Movement 1: Allegro vigoroso
Movement 2: Adagio ma senza rigore
Movement 3: Rondo: Allegro giocoso
It opens with a strong outburst from the orchestra, the bass line constantly rising to twist the harmonies in new directions. The first entry of the clarinet pays little heed to this introduction, the solo part rather preferring to move things along in a more pastoral way. Two more attempts by the strings to add tempest to the movement fail to stir the clarinet, which calms the orchestra down to a rippling accompaniment, so reminiscent of Finzi’s songs. An orchestral climax brings the movement to what was originally its final eight strongly stressed bars. After the first performance Vaughan Williams persuaded Finzi to precede these final bars with a cadenza which allows the clarinet to reflect on both the turbulent and gentle moods of the first movement.
The second movement begins quite magically with first and second violins answering each other in plaintive mood, the clarinet adding two distant cadenzas. This opening motif is taken up to form the main material of the slow movement which builds up bar by bar to the return of the main theme in all its power and full harmonic strength, The clarinet guides us through the coda, again based on the same motif, and the movement ends on a rising figure which, as it comes to rest, fades away to nothing.
The Finale begins with a jaunty eleven-bar introduction before the clarinet enters with a lilting tune in the best English folksong style.

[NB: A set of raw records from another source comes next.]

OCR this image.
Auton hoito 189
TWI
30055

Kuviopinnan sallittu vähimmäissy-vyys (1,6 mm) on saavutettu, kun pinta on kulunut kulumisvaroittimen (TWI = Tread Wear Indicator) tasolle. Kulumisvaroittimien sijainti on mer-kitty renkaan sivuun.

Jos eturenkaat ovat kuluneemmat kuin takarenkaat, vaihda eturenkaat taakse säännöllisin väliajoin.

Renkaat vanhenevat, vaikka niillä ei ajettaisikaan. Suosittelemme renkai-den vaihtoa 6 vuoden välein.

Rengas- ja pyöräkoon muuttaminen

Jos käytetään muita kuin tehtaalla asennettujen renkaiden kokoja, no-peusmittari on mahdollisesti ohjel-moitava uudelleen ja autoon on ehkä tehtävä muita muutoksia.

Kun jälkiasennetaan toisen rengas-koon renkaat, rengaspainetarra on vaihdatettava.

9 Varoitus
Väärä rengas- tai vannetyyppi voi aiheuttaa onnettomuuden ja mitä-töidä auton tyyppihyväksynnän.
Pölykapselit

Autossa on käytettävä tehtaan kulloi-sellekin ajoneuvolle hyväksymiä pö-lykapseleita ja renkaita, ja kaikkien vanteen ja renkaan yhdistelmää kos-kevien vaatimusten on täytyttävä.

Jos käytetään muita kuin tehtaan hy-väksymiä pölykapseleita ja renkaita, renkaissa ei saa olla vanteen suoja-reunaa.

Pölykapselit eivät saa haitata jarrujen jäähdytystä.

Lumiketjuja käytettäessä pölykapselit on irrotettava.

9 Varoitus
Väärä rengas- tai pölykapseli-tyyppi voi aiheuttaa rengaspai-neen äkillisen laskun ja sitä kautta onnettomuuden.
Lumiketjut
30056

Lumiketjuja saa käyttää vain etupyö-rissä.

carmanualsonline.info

The middle part of the movement changes pulse (3/4 as opposed to the earlier 2/2 melody) and Finzi uses this change of stress to bring in gentler themes which contrast well with the earlier virtuoso clarinet writing. The first tune soon returns, however, and through his reworking of this earlier material the composer guides us by a slowing down of the tempo to the sublime re-entry of the clarinet’s first melody from the beginning of the concerto. An attempt by the strings to slip back into the folk-tune music is halted by the clarinet as it insists that the concerto ends on a series of brilliant flourishes.